Philippe Bas et Alain Richard, les deux co-rapporteurs, considèrent qu’un déroulement du scrutin en juillet pourrait s’inscrire dans ce délai raisonnable mentionné par la Haute juridiction administrative.
 
Second scénario, un scrutin à deux tours en septembre 2020. D’ici l’automne prochain, une nouvelle élection à deux tours pourrait être organisée afin :
  • de compléter les conseils municipaux de 3 455 communes de moins de 1 000 habitants, sans remettre en cause le mandat des conseillers élus dès le 15 mars 2020 ;
  • d’élire les conseillers municipaux de 1 442 communes de 1 000 habitants et plus.
Le mandat des conseillers municipaux sortants serait alors maintenu jusqu’à cette date.
Aux yeux des deux co-rapporteurs, cette possibilité implique le respect de deux prérequis. D’une part, ils estiment que des délais suffisants devront être prévus pour que les candidats constituent leur liste, déposent leur déclaration de candidature et mènent campagne. « D’autre part, le Comité de scientifiques devrait être consulté en amont pour s’assurer que les conditions sanitaires permettent la tenue des opérations de vote. Le Comité pourrait également formuler certaines préconisations, que les assesseurs et les électeurs devraient mettre en œuvre dans chaque bureau de vote » ajoutent-ils (Sénat, Mission de suivi de la loi d’urgence pour faire face à l’épidémie de Covid-19, 29 avr. 2020).

Enfin, ultime scénario : un second tour en juin ou en juillet 2020, mais uniquement dans les communes de moins de 1 000 habitants. Pas moins de 3 455 communes pourraient être concernées par cette éventualité. L’organisation d’élections dans des communes plus faiblement peuplées semble, en effet, plus simple. Il est précisé que dans la majeure partie de ces communes, il faut pourvoir un nombre limité de sièges : dans 70 % des cas, il est nécessaire d'élire moins de quatre conseillers municipaux pour compléter le conseil.

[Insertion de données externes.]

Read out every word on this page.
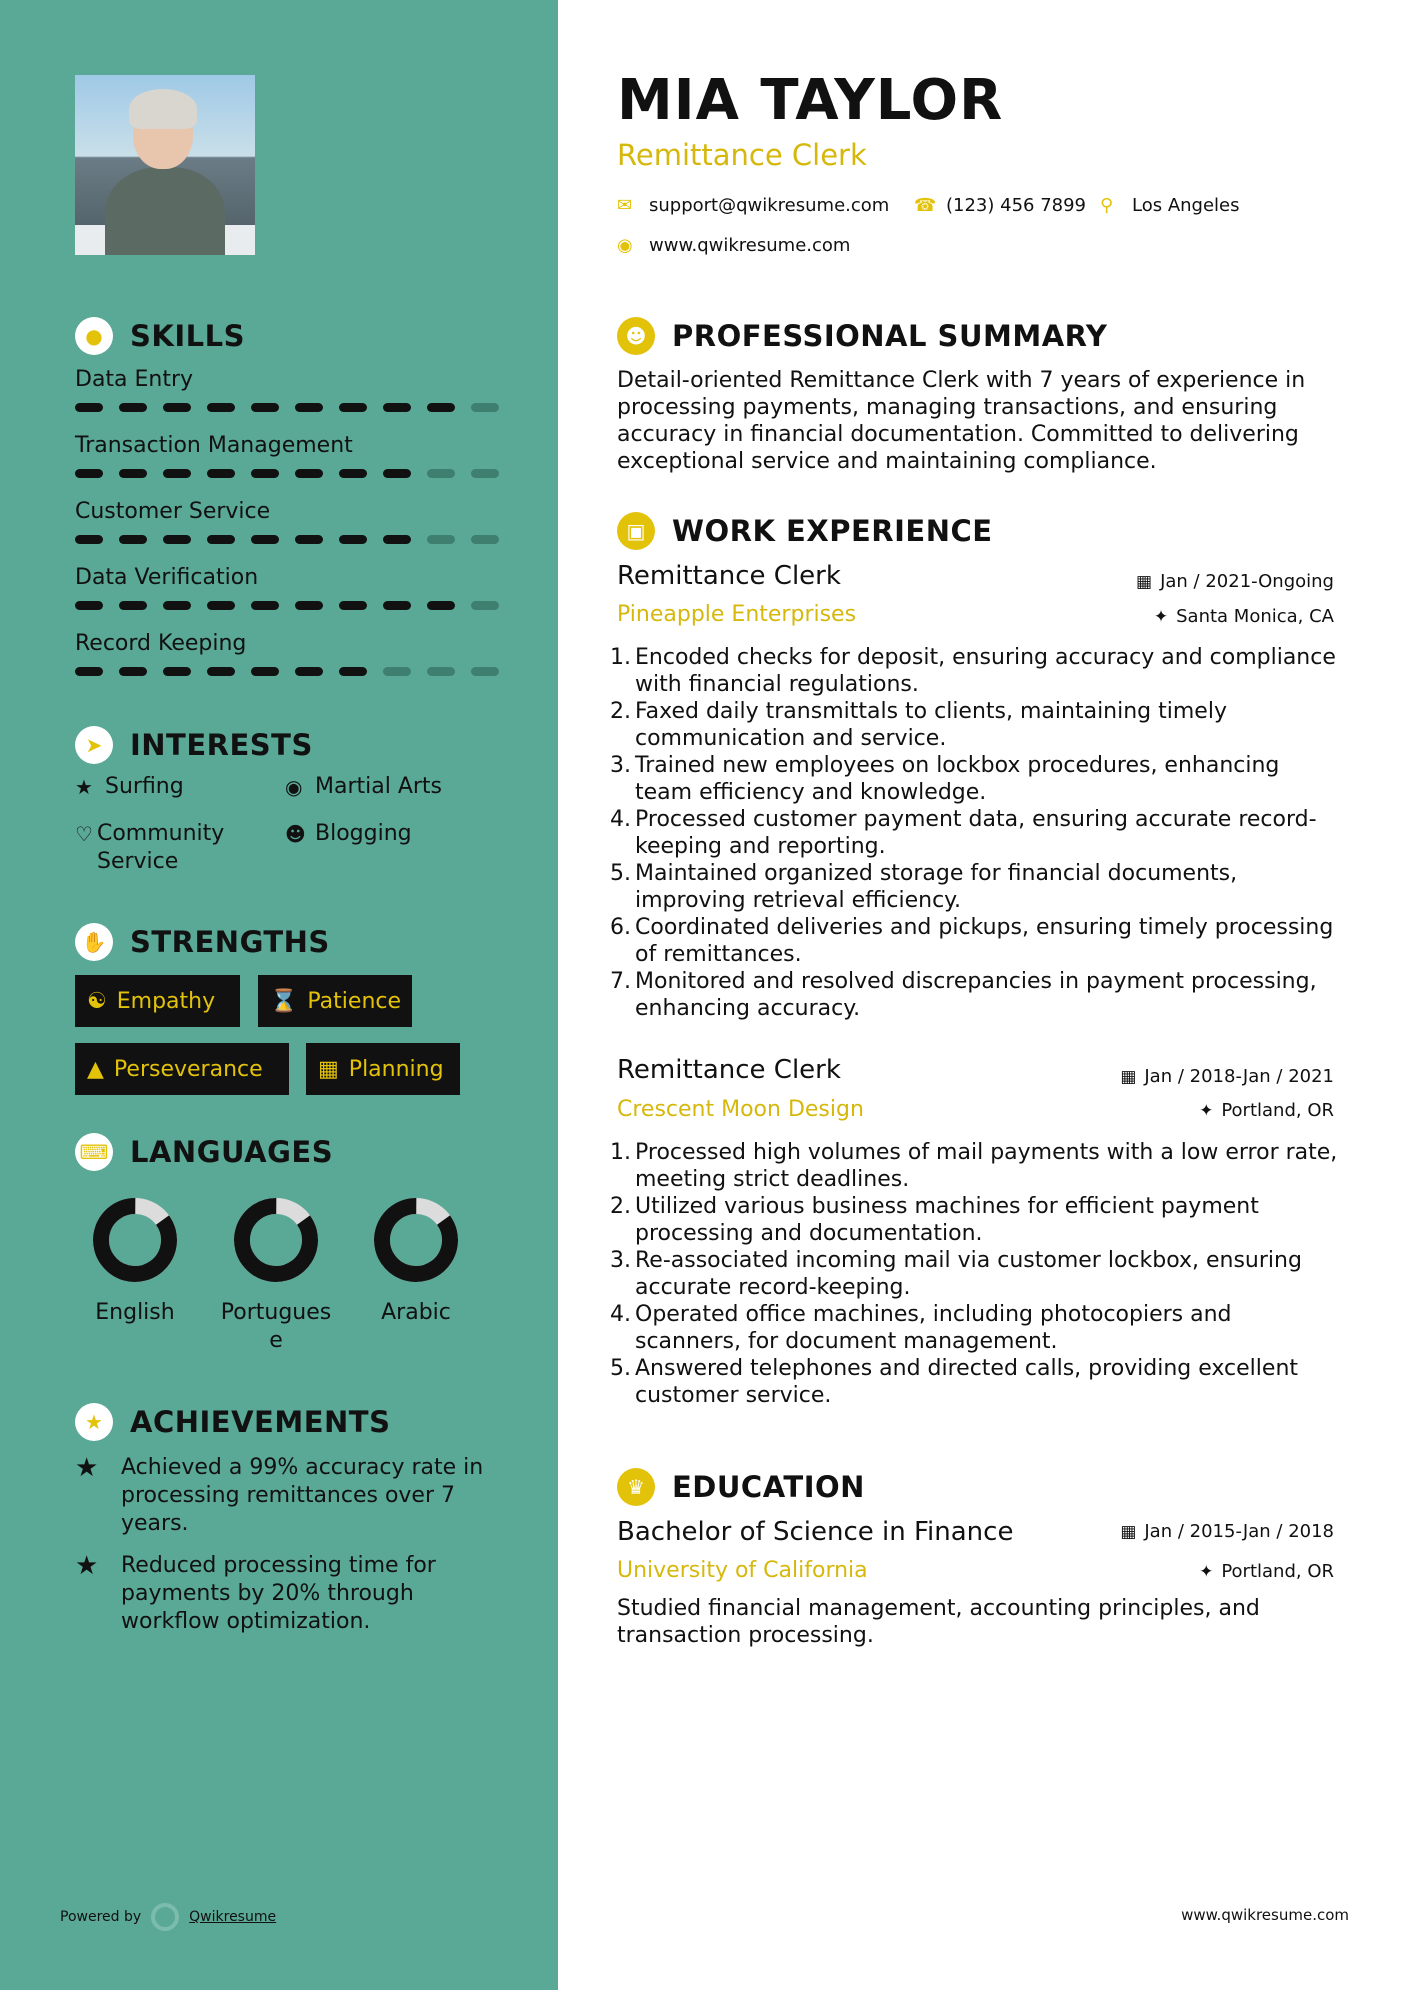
● SKILLS
Data Entry
Transaction Management
Customer Service
Data Verification
Record Keeping
➤ INTERESTS
★ Surfing	◉ Martial Arts
♡ Community Service
☻ Blogging
✋ STRENGTHS
☯ Empathy ⌛ Patience
▲ Perseverance	▦ Planning
⌨ LANGUAGES
English	Portuguese
Arabic
★ ACHIEVEMENTS
★	Achieved a 99% accuracy rate in processing remittances over 7 years.
★	Reduced processing time for payments by 20% through workflow optimization.
Powered by	Qwikresume
MIA TAYLOR
Remittance Clerk
✉ support@qwikresume.com ☎ (123) 456 7899 ⚲	Los Angeles
◉ www.qwikresume.com
☻ PROFESSIONAL SUMMARY
Detail-oriented Remittance Clerk with 7 years of experience in processing payments, managing transactions, and ensuring accuracy in financial documentation. Committed to delivering exceptional service and maintaining compliance.
▣ WORK EXPERIENCE
Remittance Clerk	▦ Jan / 2021-Ongoing
Pineapple Enterprises	✦ Santa Monica, CA
1. Encoded checks for deposit, ensuring accuracy and compliance with financial regulations.
2. Faxed daily transmittals to clients, maintaining timely communication and service.
3. Trained new employees on lockbox procedures, enhancing team efficiency and knowledge.
4. Processed customer payment data, ensuring accurate record-keeping and reporting.
5. Maintained organized storage for financial documents, improving retrieval efficiency.
6. Coordinated deliveries and pickups, ensuring timely processing of remittances.
7. Monitored and resolved discrepancies in payment processing, enhancing accuracy.
Remittance Clerk	▦ Jan / 2018-Jan / 2021
Crescent Moon Design	✦ Portland, OR
1. Processed high volumes of mail payments with a low error rate, meeting strict deadlines.
2. Utilized various business machines for efficient payment processing and documentation.
3. Re-associated incoming mail via customer lockbox, ensuring accurate record-keeping.
4. Operated office machines, including photocopiers and scanners, for document management.
5. Answered telephones and directed calls, providing excellent customer service.
♛ EDUCATION
Bachelor of Science in Finance	▦ Jan / 2015-Jan / 2018
University of California	✦ Portland, OR
Studied financial management, accounting principles, and transaction processing.
www.qwikresume.com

Encore une fois, l’avis rendu par le comité scientifique fera office de boussole sur le plan sanitaire : « Il conviendrait, par exemple, d’aider les personnes vulnérables à établir une procuration en amont du vote, de prévoir le port d’un masque de protection dans les bureaux de vote et de s’assurer du respect des gestes barrières » (Sénat, Mission de suivi de la loi d’urgence pour faire face à l’épidémie de Covid-19, 29 avr. 2020).

Aux dernières nouvelles, c’est l’hypothèse d’un scrutin organisé en septembre et octobre 2020 qui a les faveurs du Gouvernement. D’après le Journal du dimanche, l’exécutif aurait transmis au Conseil d’État, un projet de loi prévoyant que ces élections se tiendront dans les 4 800 communes qui n’ont pas élu un conseil municipal complet au 15 mars 2020. Des dates précises sont avancées : le 27 septembre et le 4 octobre (Journal du dimanche, 2 mai 2020). 

Affaire à suivre…

 
Remarque : traçage numérique, état d’urgence sanitaire, déconfinement des juridictions, etc. Ce rapport se prononce sur une multitude de sujets. Il met aussi en lumière les difficultés rencontrées par les forces de l’ordre pour assurer le respect du confinement (v. Covid-19 : les bons et (surtout) les mauvais points de la commission de suivi du Sénat en matière de contrôle du confinement, Actualités du droit, 30 avr. 2020).